The bloodthirsty Palestinians whom the two Israelis, Breslav Hasidim, fell into the hands of in the heart of Ramallah, had already seen in their eyes the next lynching.
Videos taken at the time of the incident documented the moments of fear: the two were pushed into the back seat of their vehicle and around them crowds blew up the car windows and smashed the roof using large stones. The lynching was avoided when the Palestinian security forces transferred the two to the IDF, the Palestinians contented themselves with crushing the vehicle to the sound of cheers and shouts of joy.

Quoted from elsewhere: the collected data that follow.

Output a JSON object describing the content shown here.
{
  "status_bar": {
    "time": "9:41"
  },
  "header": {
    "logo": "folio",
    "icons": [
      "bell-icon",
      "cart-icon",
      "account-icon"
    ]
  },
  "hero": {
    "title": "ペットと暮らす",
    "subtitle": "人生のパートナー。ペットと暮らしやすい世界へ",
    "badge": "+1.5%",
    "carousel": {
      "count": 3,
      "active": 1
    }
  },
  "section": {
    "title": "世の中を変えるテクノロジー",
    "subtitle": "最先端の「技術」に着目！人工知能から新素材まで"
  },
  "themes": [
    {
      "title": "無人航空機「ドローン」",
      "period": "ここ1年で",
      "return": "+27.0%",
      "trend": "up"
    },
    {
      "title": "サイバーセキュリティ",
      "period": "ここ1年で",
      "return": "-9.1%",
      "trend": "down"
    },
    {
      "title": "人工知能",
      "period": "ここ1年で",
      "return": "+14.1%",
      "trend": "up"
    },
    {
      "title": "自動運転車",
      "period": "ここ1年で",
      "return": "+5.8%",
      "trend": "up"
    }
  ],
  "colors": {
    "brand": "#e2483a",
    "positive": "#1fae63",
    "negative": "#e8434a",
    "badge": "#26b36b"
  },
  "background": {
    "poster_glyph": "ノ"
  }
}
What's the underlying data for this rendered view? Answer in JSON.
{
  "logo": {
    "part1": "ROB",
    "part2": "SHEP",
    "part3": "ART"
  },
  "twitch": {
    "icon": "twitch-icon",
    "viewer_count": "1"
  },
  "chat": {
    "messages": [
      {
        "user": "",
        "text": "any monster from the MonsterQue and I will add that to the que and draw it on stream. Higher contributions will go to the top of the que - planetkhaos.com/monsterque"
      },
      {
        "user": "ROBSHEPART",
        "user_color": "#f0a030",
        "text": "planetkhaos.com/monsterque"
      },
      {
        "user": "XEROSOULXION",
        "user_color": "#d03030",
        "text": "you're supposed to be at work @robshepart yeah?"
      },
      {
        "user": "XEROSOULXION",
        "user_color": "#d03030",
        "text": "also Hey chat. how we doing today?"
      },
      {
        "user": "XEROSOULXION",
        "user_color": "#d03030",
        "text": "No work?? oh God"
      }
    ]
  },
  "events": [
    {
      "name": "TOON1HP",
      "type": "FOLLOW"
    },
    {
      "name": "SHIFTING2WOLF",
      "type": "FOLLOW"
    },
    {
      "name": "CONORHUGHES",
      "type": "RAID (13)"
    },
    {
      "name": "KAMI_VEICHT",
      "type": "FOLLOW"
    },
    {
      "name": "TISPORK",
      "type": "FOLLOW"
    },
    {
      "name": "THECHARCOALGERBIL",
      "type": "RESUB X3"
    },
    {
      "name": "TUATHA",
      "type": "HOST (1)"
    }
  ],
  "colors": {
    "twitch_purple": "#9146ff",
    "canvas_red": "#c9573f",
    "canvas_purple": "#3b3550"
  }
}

When PA officials arrived to remove the burnt vehicle, the crowds who sought to restore the bloody lynching in 2000 cursed at them and shouted at them, "We are the people of Muhammad Def," the Hamas commander in Gaza. Hamas condemned the Palestinian Authority following the rescue of Israelis from the heart of Ramallah. "The protection provided by the security forces to the .. who entered Ramallah is a behavior that must be condemned nationally," said Hamas member Abdul Rahman Shahid.
The Gazan organization also distributed a cartoon in which the vehicle in question was seen on fire and the security forces were guarding the Jews and assuring them "do not worry we are guarding you".
Abu Mazen and the Palestinian Authority are now seeking to renew ties with the US administration in Washington. For the sake of realizing the interest, they are willing to absorb the internal criticism, dive into public opinion polls and even save the lives of Jews.